After a year of volatility triggered by the pandemic, investors finally can see light at the end of the tunnel. However, they should not unfasten their seatbelts quite yet.
“As the second wave of COVID-19 inflicts exponentially rising damage throughout global society, the markets strive to look to the other side of the virus as high-efficacy vaccines have been developed,” said Tom Wald, chief investment officer for Transamerica Asset Management.
“However, as widespread distribution of these treatments could still take months, investors may need to brace for slowing rates of economic growth and market volatility in the early part of 2021 before the recovery accelerates in the spring and summer months, providing a favorable backdrop for investors as the year moves forward.“
Wald outlined his predictions for the coming year in “Where We Stand in 2021: Transamerica 2021 Market Outlook.” Here is what he’s anticipating:
Election aftermath sees market preference for split-party control: “The aftermath of the presidential and congressional elections has allayed pre-election fears of a contested outcome. History infers a market preference for split-party control of the White House and Congress.”
Economic growth in second half of 2021: “While U.S. economic growth could be challenged in the first quarter as COVID-19 cases continue to rise, we look for the economy to accelerate meaningfully in the second half of 2021 as vaccine accessibility dovetails with an accommodative interest rate environment and eventual fiscal stimulus, driving pent-up demand by consumers and businesses.”

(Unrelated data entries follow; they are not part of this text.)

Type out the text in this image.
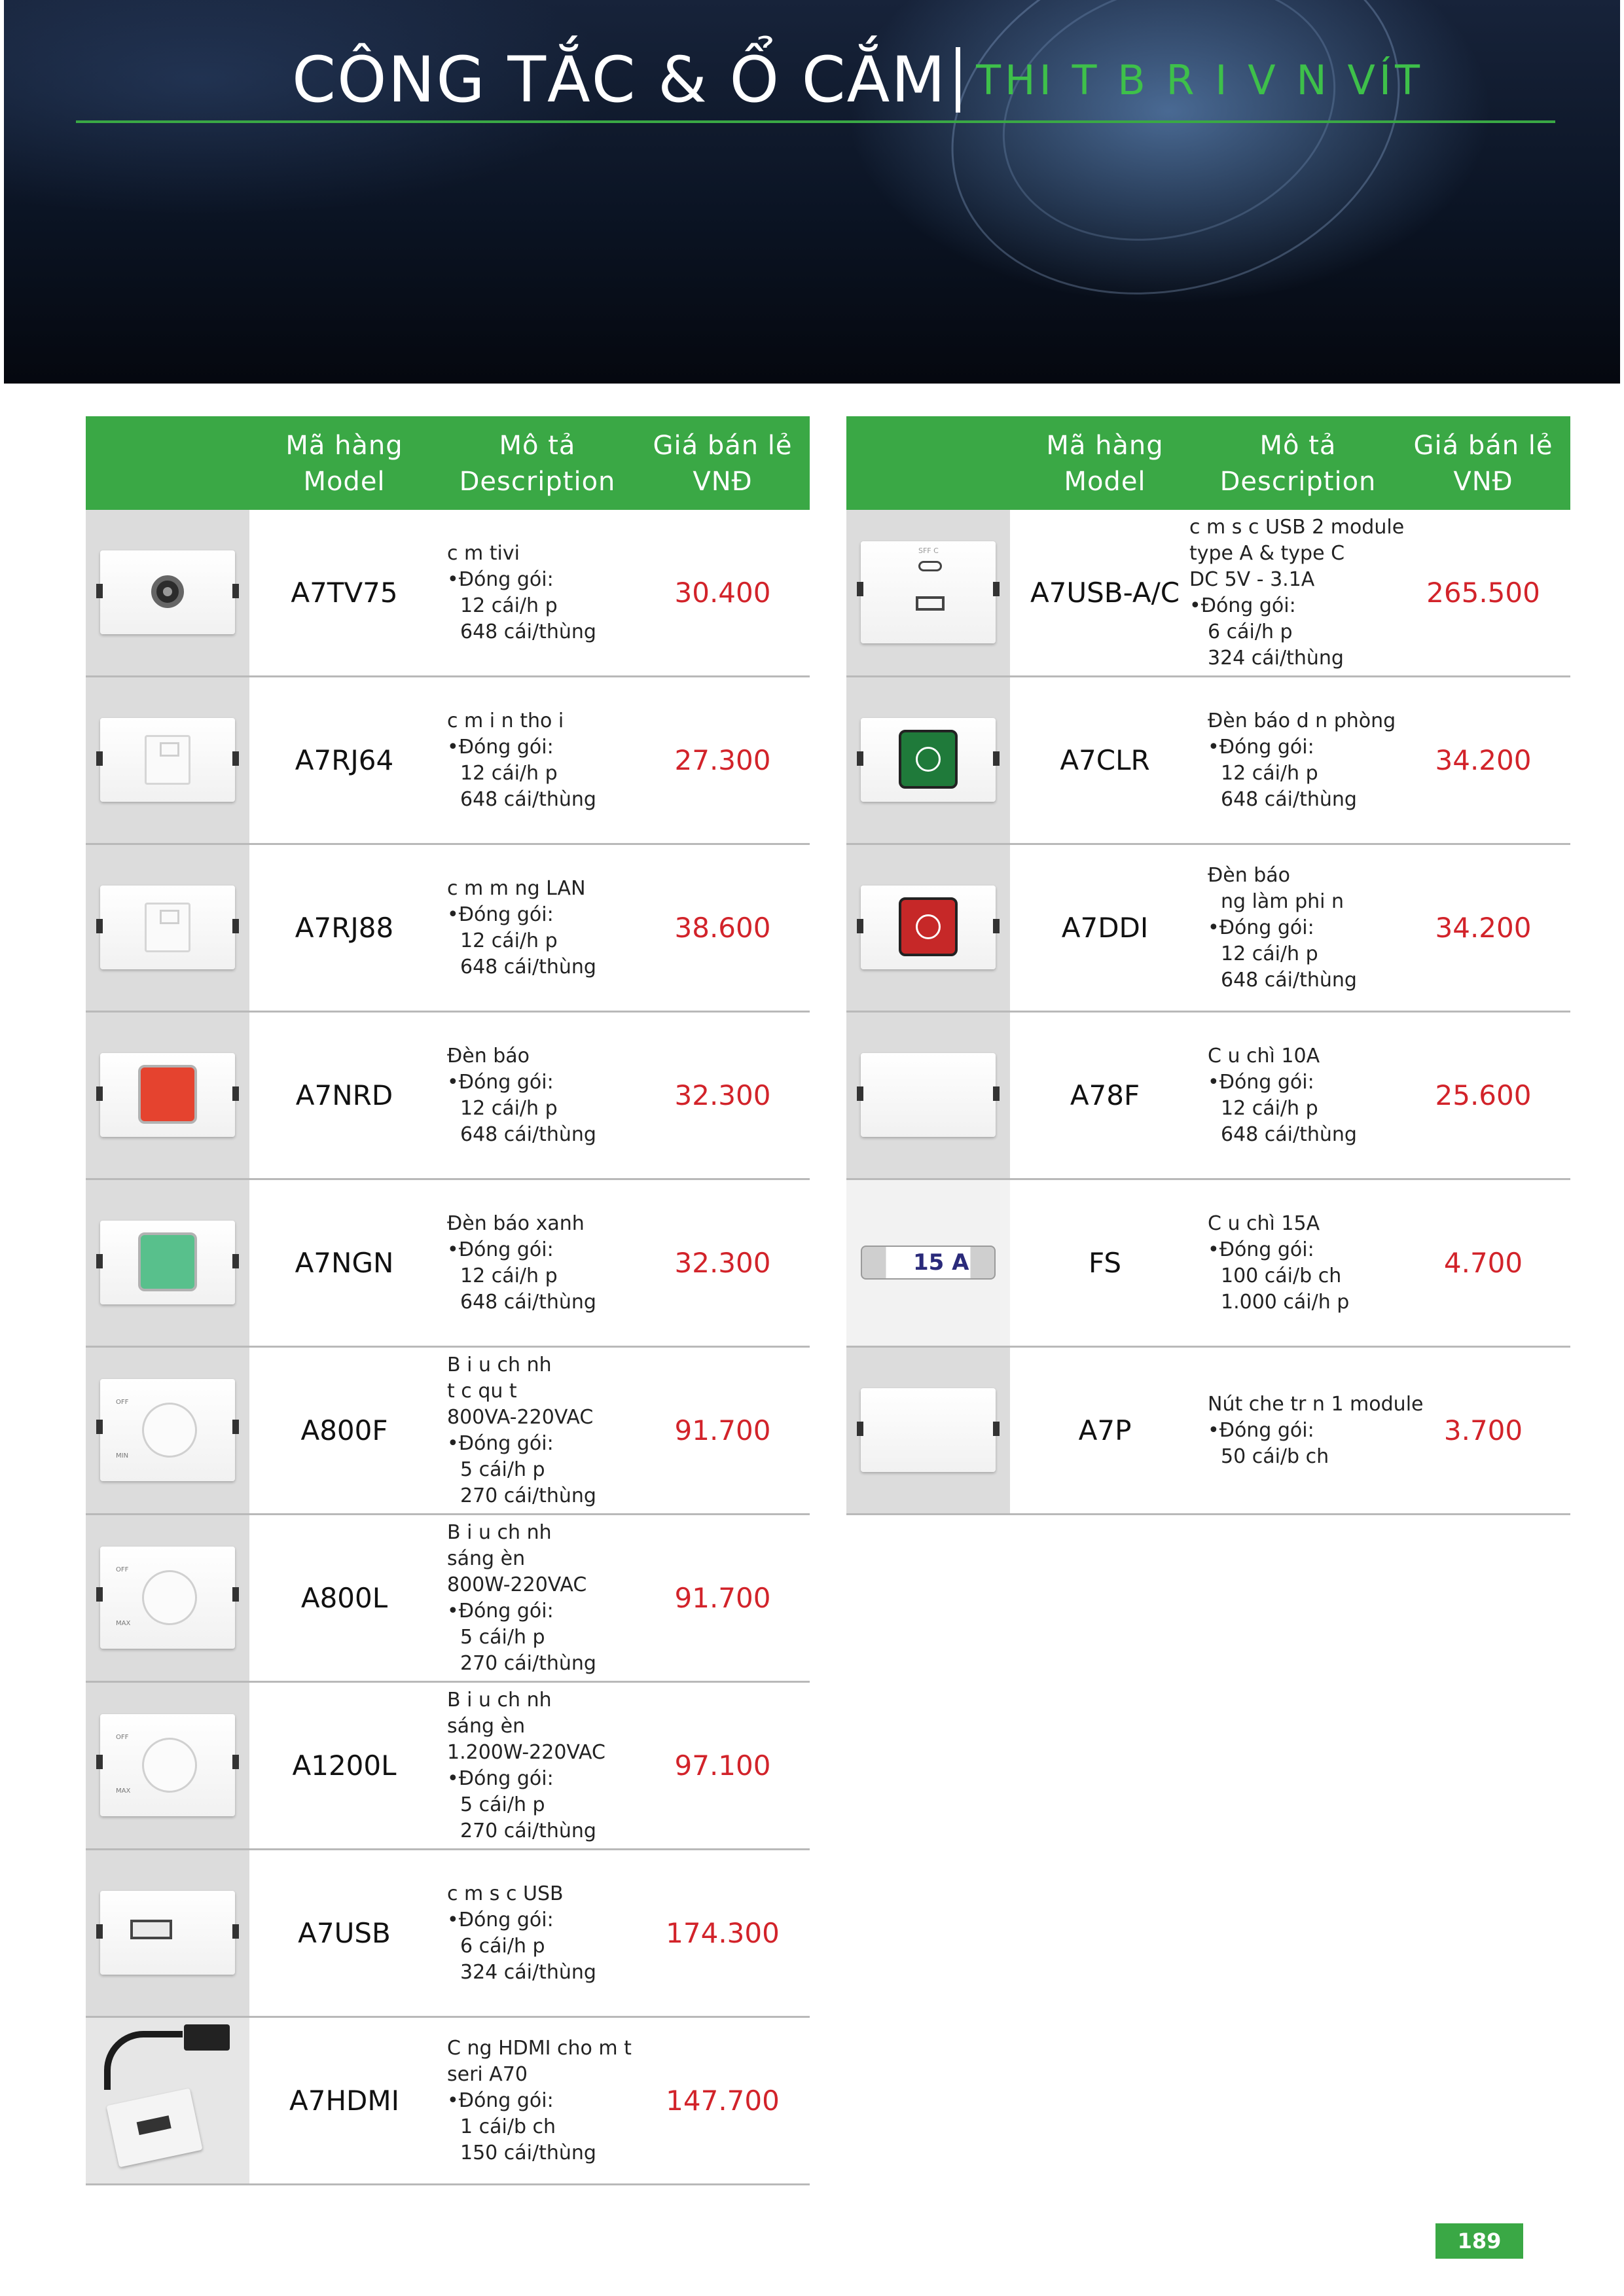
CÔNG TẮC & Ổ CẮM THI T B R I V N VÍT
Mã hàng
Model
Mô tả
Description
Giá bán lẻ
VNĐ
A7TV75
c m tivi
•Đóng gói:
12 cái/h p
648 cái/thùng
30.400
A7RJ64
c m i n tho i
•Đóng gói:
12 cái/h p
648 cái/thùng
27.300
A7RJ88
c m m ng LAN
•Đóng gói:
12 cái/h p
648 cái/thùng
38.600
A7NRD
Đèn báo
•Đóng gói:
12 cái/h p
648 cái/thùng
32.300
A7NGN
Đèn báo xanh
•Đóng gói:
12 cái/h p
648 cái/thùng
32.300
OFF
MIN
A800F
B i u ch nh
t c qu t
800VA-220VAC
•Đóng gói:
5 cái/h p
270 cái/thùng
91.700
OFF
MAX
A800L
B i u ch nh
sáng èn
800W-220VAC
•Đóng gói:
5 cái/h p
270 cái/thùng
91.700
OFF
MAX
A1200L
B i u ch nh
sáng èn
1.200W-220VAC
•Đóng gói:
5 cái/h p
270 cái/thùng
97.100
A7USB
c m s c USB
•Đóng gói:
6 cái/h p
324 cái/thùng
174.300
A7HDMI
C ng HDMI cho m t
seri A70
•Đóng gói:
1 cái/b ch
150 cái/thùng
147.700
Mã hàng
Model
Mô tả
Description
Giá bán lẻ
VNĐ
SFF C
A7USB-A/C
c m s c USB 2 module
type A & type C
DC 5V - 3.1A
•Đóng gói:
6 cái/h p
324 cái/thùng
265.500
A7CLR
Đèn báo d n phòng
•Đóng gói:
12 cái/h p
648 cái/thùng
34.200
A7DDI
Đèn báo
ng làm phi n
•Đóng gói:
12 cái/h p
648 cái/thùng
34.200
A78F
C u chì 10A
•Đóng gói:
12 cái/h p
648 cái/thùng
25.600
15 A	FS
C u chì 15A
•Đóng gói:
100 cái/b ch
1.000 cái/h p
4.700
A7P
Nút che tr n 1 module
•Đóng gói:
50 cái/b ch
3.700
189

Opportunities in stocks follow downside risks: “We believe there are strong long-term opportunities in U.S. stocks; however, investors may need to incur some downside risks during the first few months of 2021 before the vaccines reach widespread distribution.”
Low short-term interest rates: “Short-term interest rates should remain in a lower-for-longer environment as the Federal Reserve maintains the Fed funds rate at a lower bound of zero for the foreseeable future.”
Equity investors find opportunities: “We believe there could be attractive opportunities for long-term international equity investors given the expected global economic recovery in 2021.”
Wald also shared Transamerica’s portfolio positioning for the coming year:
Stocks over bonds: “We favor stocks over bonds within balanced or asset allocation portfolios. as the upside appears greater for equities based largely on recovering economic and corporate earnings growth.”
Chance to rebalance: “Investors may want to rebalance into small- and mid-cap stocks with gains achieved by large-cap stocks.”
International market allocations: “Establish or increase international developed and emerging market allocations based on potential global recovery.”
Bond portfolios: “Fixed-income investors should consider keeping bond portfolios below benchmark durations, as we believe there is a high probability the yield curve will steepen during the year.”